Le Concordat passé entre le Souverain Pontife et le Gouvernement français, comme du reste tous les traités du même genre que les États concluent entre eux, était un contrat bilatéral qui obligeait des deux côtés.

Le Pontife romain d’une part, le chef de la nation française de l'autre, s’engagèrent donc solennellement, tant pour eux que pour leurs successeurs, à maintenir inviolablement le pacte qu’ils signaient. Il en résultait que le Concordat avait pour règle la règle de tous les traités internationaux, c’est-à-dire le droit des gens, et qu’il ne pouvait en aucune manière être annulé par le fait de l’une seule des deux parties ayant contracté. Le Saint-Siège a toujours observé avec une fidélité scrupuleuse les engagements qu’il avait souscrits, et de tous temps il a réclamé que l’État fît preuve de la même fidélité. C’est là une vérité qu’aucun juge impartial ne peut nier.

Or, aujourd’hui, l’État abroge de sa seule autorité le pacte solennel qu’il avait signé.

Il transgresse ainsi la foi jurée.

Et, pour rompre avec l’Église, pour s’affranchir de son amitié, ne reculant devant rien, il n’hésite pas plus à infliger au Siège apostolique l’outrage qui résulte de cette violation du droit des gens qu’à ébranler l’ordre social et politique lui-même, puisque, pour la sécurité réciproque de leurs rapports mutuels, rien n’intéresse autant les nations qu’une fidélité inviolable dans le respect sacré des traités.

La grandeur de l’injure infligée au Siège apostolique par l’abrogation unilatérale du Concordat s’augmente encore — et d’une façon singulière — quand on se prend à considérer la forme dans laquelle l’État a effectué cette abrogation.

C’est un principe, admis sans discussion dans le droit des gens et universellement observé par toutes les nations, que la rupture d’un traité doit être préventivement et régulièrement notifiée, d’une manière claire et explicite, à l’autre partie contractante par celle qui a l’intention de dénoncer le traité.

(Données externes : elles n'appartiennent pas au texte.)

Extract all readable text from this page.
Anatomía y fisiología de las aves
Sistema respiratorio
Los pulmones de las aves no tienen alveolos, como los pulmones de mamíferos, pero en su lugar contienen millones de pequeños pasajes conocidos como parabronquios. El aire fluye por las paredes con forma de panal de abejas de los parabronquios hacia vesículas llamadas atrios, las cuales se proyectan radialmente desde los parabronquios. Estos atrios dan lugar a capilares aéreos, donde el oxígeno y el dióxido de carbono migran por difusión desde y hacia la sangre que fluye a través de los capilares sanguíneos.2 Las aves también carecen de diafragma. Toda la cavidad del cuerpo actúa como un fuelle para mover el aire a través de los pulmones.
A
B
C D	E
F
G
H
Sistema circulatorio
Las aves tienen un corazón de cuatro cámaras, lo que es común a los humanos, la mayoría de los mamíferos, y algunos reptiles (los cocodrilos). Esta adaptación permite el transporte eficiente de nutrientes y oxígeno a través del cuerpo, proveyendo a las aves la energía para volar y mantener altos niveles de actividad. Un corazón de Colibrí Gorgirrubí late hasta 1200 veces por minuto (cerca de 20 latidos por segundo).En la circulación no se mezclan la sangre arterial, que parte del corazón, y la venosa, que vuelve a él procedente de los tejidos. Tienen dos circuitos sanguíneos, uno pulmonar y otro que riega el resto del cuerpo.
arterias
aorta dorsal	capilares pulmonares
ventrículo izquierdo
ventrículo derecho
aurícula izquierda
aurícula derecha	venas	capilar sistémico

Or, non seulement aucune dénonciation de ce genre n’a été faite au Saint-Siège, mais aucune indication quelconque ne lui a même été donnée à ce sujet. En sorte que le Gouvernement français n’a pas hésité à manquer vis-à-vis du Siège apostolique aux égards ordinaires et à la courtoisie dont on ne se dispense pas même vis-à-vis des États les plus petits.

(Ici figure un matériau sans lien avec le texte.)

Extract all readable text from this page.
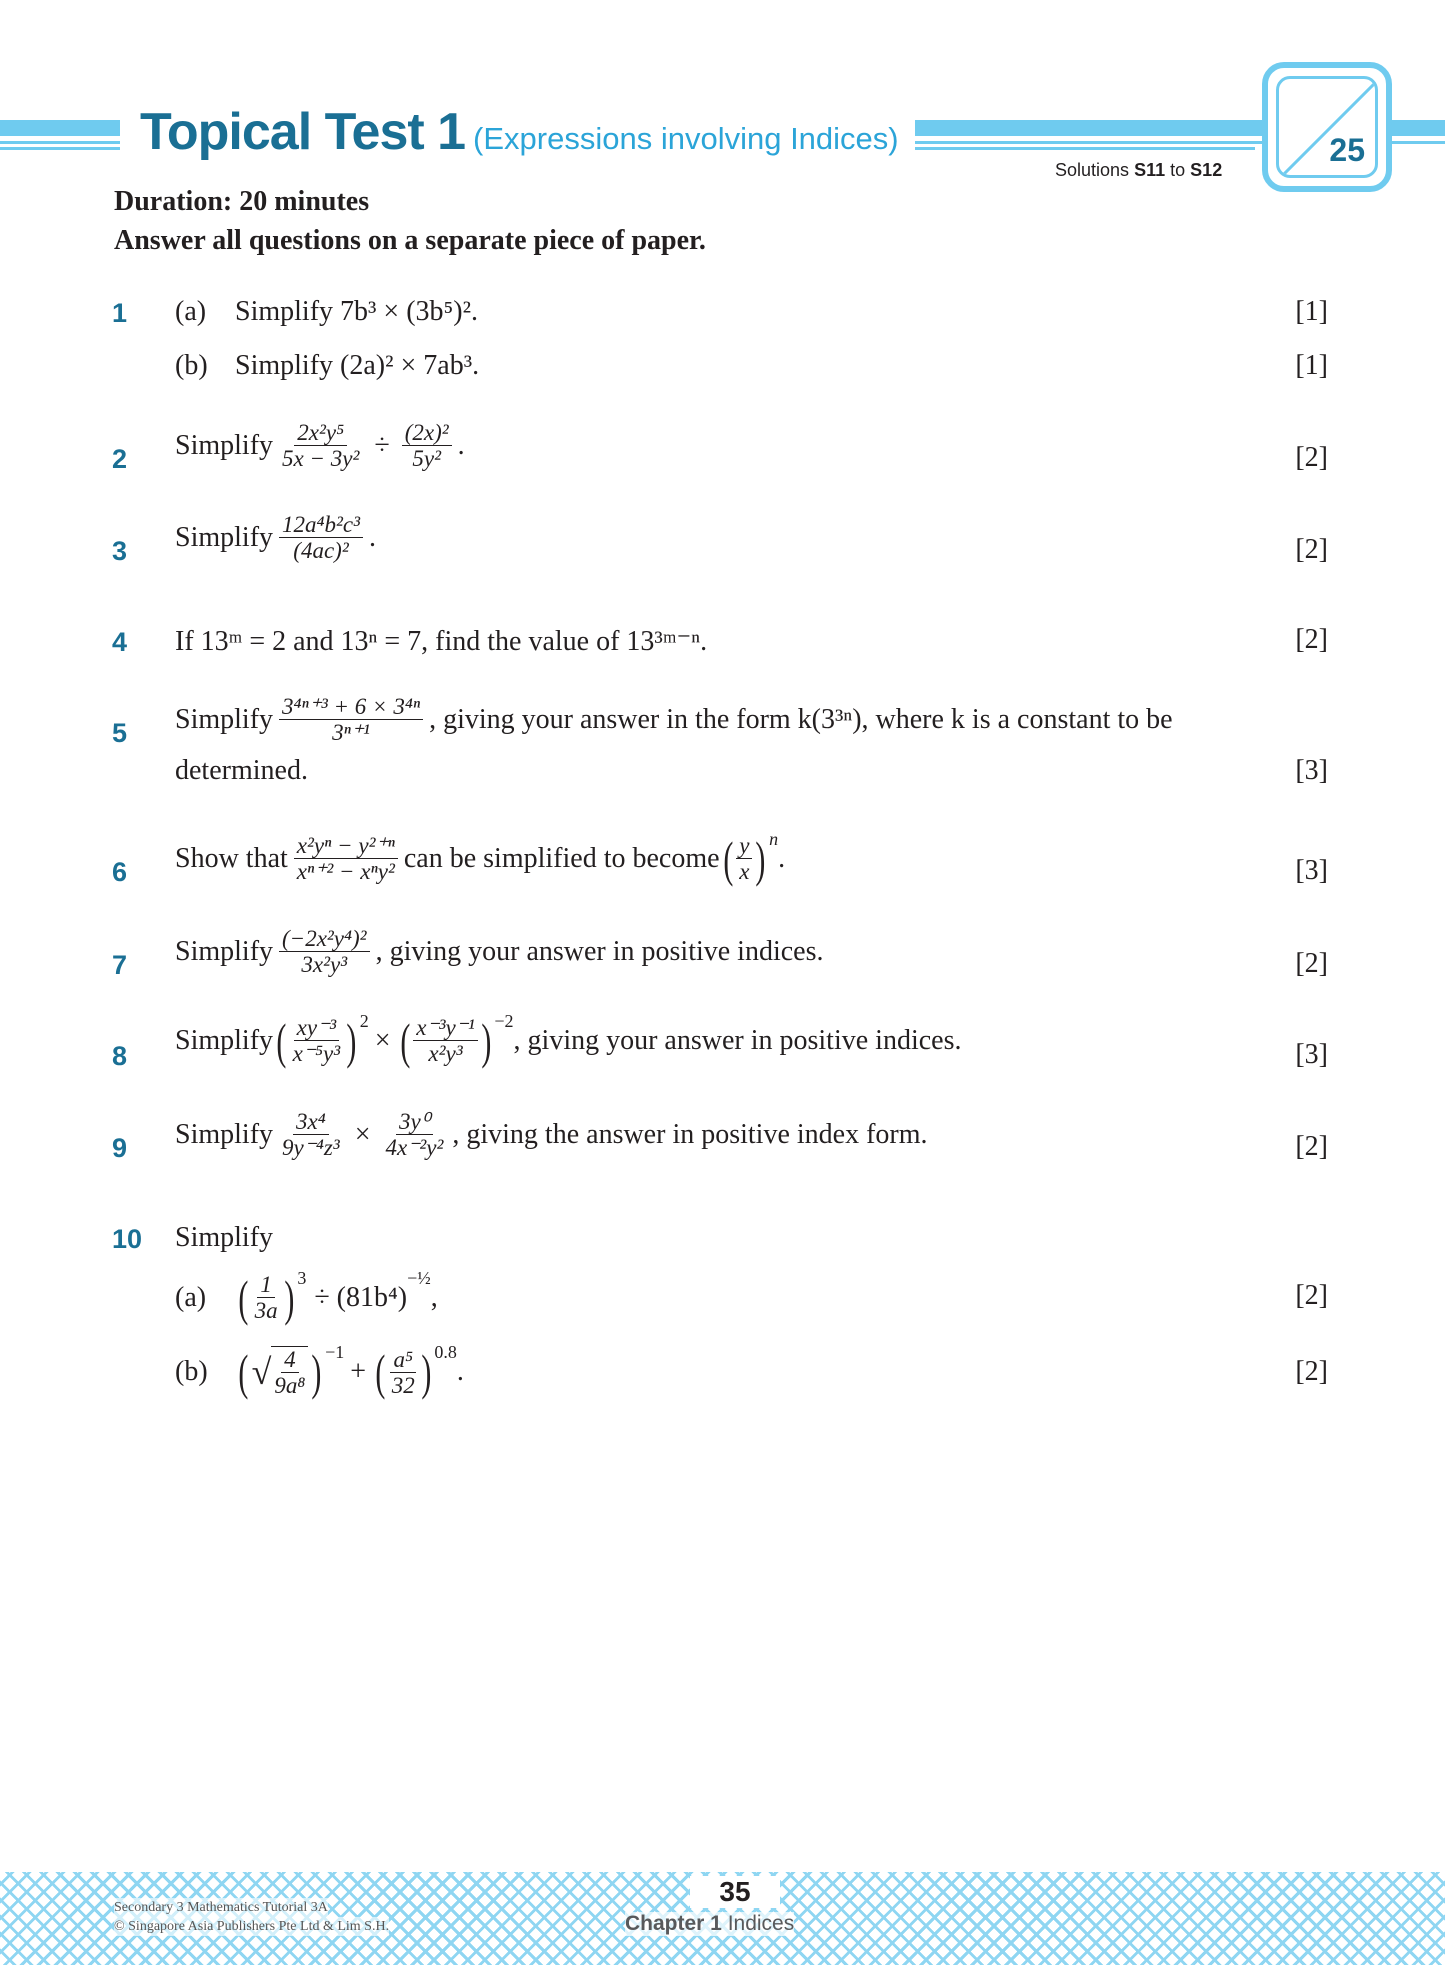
Topical Test 1 (Expressions involving Indices)	25
Solutions S11 to S12
Duration: 20 minutes
Answer all questions on a separate piece of paper.
1 (a)	Simplify 7b³ × (3b⁵)².	[1]
(b) Simplify (2a)² × 7ab³.	[1]
2 Simplify $\frac{\text{2x²y⁵}}{\text{5x − 3y²}} \div \frac{\text{(2x)²}}{\text{5y²}}$ .	[2]
3 Simplify $\frac{\text{12a⁴b²c³}}{\text{(4ac)²}}$ .	[2]
4 If 13ᵐ = 2 and 13ⁿ = 7, find the value of 13³ᵐ⁻ⁿ.	[2]
5 Simplify $\frac{\text{3⁴ⁿ⁺³ + 6 × 3⁴ⁿ}}{\text{3ⁿ⁺¹}}$ , giving your answer in the form k(3³ⁿ), where k is a constant to be
determined.	[3]
6 Show that $\frac{\text{x²yⁿ − y²⁺ⁿ}}{\text{xⁿ⁺² − xⁿy²}}$ can be simplified to become ( $\frac{y}{x}$ ) n
.	[3]
7 Simplify $\frac{\text{(−2x²y⁴)²}}{\text{3x²y³}}$ , giving your answer in positive indices.	[2]
8
Simplify ( $\frac{\text{xy⁻³}}{\text{x⁻⁵y³}}$ ) 2
× ( $\frac{\text{x⁻³y⁻¹}}{\text{x²y³}}$ ) −2
, giving your answer in positive indices.	[3]
9 Simplify $\frac{\text{3x⁴}}{\text{9y⁻⁴z³}} \times \frac{\text{3y⁰}}{\text{4x⁻²y²}}$ , giving the answer in positive index form.	[2]
10 Simplify
(a) ( $\frac{1}{3a}$ ) 3
÷ (81b⁴)
−½
,	[2]
(b) ( √ $\frac{4}{\text{9a⁸}}$ ) −1
+ ( $\frac{\text{a⁵}}{32}$ ) 0.8
.	[2]
Secondary 3 Mathematics Tutorial 3A
© Singapore Asia Publishers Pte Ltd & Lim S.H.
35
Chapter 1 Indices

Et ses mandataires, qui étaient pourtant les représentants d’une nation catholique, n’ont pas craint de traiter avec mépris la dignité et le pouvoir du pontife, chef suprême de l’Église, alors qu’ils auraient dû avoir pour cette puissance un respect supérieur à celui qu’inspirent toutes les autres puissances politiques, et d’autant plus grand que, d’une part, cette puissance a trait au bien éternel des âmes et que, sans limites, de l’autre, elle s’étend partout.

Si Nous examinons maintenant en elle-même la loi qui vient d’être promulguée, Nous y trouvons une raison nouvelle de Nous plaindre encore plus énergiquement. Puisque l’État, rompant les liens du Concordat, se séparait de l’Église, il eut dû, comme conséquence naturelle, lui laisser son indépendance et lui permettre de jouir en paix du droit commun dans la liberté qu’il prétendait lui concéder. Or, rien n’a été moins fait en vérité : nous relevons en effet dans la loi plusieurs mesures d’exception, qui, odieusement restrictives, mettent l’Église sous la domination du pouvoir civil.

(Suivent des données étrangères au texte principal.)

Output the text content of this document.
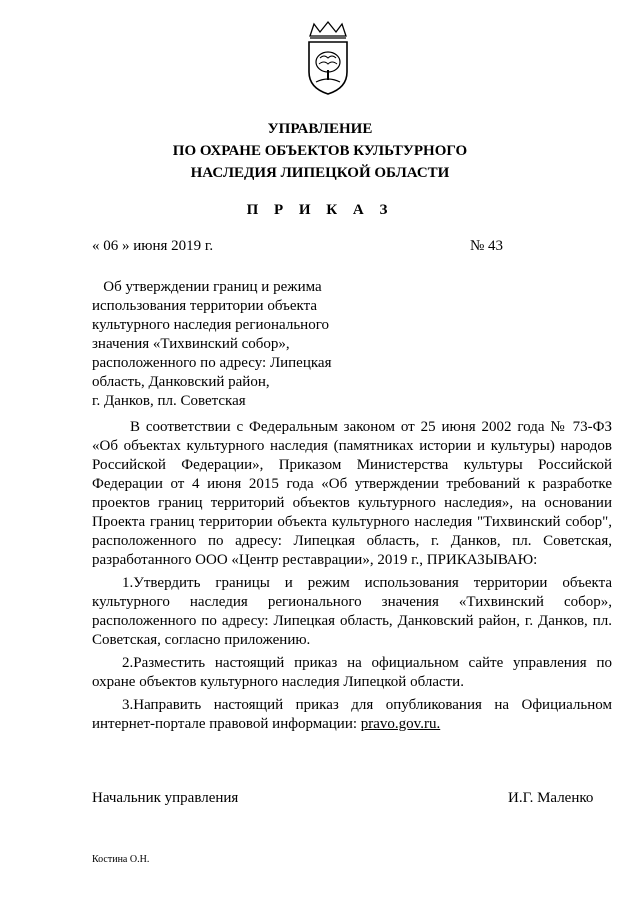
УПРАВЛЕНИЕ
ПО ОХРАНЕ ОБЪЕКТОВ КУЛЬТУРНОГО
НАСЛЕДИЯ ЛИПЕЦКОЙ ОБЛАСТИ
П Р И К А З
« 06 » июня 2019 г.	№ 43
Об утверждении границ и режима
использования территории объекта
культурного наследия регионального
значения «Тихвинский собор»,
расположенного по адресу: Липецкая
область, Данковский район,
г. Данков, пл. Советская

В соответствии с Федеральным законом от 25 июня 2002 года № 73-ФЗ «Об объектах культурного наследия (памятниках истории и культуры) народов Российской Федерации», Приказом Министерства культуры Российской Федерации от 4 июня 2015 года «Об утверждении требований к разработке проектов границ территорий объектов культурного наследия», на основании Проекта границ территории объекта культурного наследия "Тихвинский собор", расположенного по адресу: Липецкая область, г. Данков, пл. Советская, разработанного ООО «Центр реставрации», 2019 г., ПРИКАЗЫВАЮ:

1.Утвердить границы и режим использования территории объекта культурного наследия регионального значения «Тихвинский собор», расположенного по адресу: Липецкая область, Данковский район, г. Данков, пл. Советская, согласно приложению.

2.Разместить настоящий приказ на официальном сайте управления по охране объектов культурного наследия Липецкой области.

3.Направить настоящий приказ для опубликования на Официальном интернет-портале правовой информации: pravo.gov.ru.

Начальник управления	И.Г. Маленко
Костина О.Н.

Quant à Nous, ce Nous a été une douleur bien amère que de voir l’État faire ainsi invasion dans des matières qui sont du ressort exclusif de la puissance ecclésiastique ; et Nous en gémissons d’autant plus, qu’oublieux de l’équité et de la justice il a créé par là à l’Église de France une situation dure, accablante et oppressive de ses droits les plus sacrés.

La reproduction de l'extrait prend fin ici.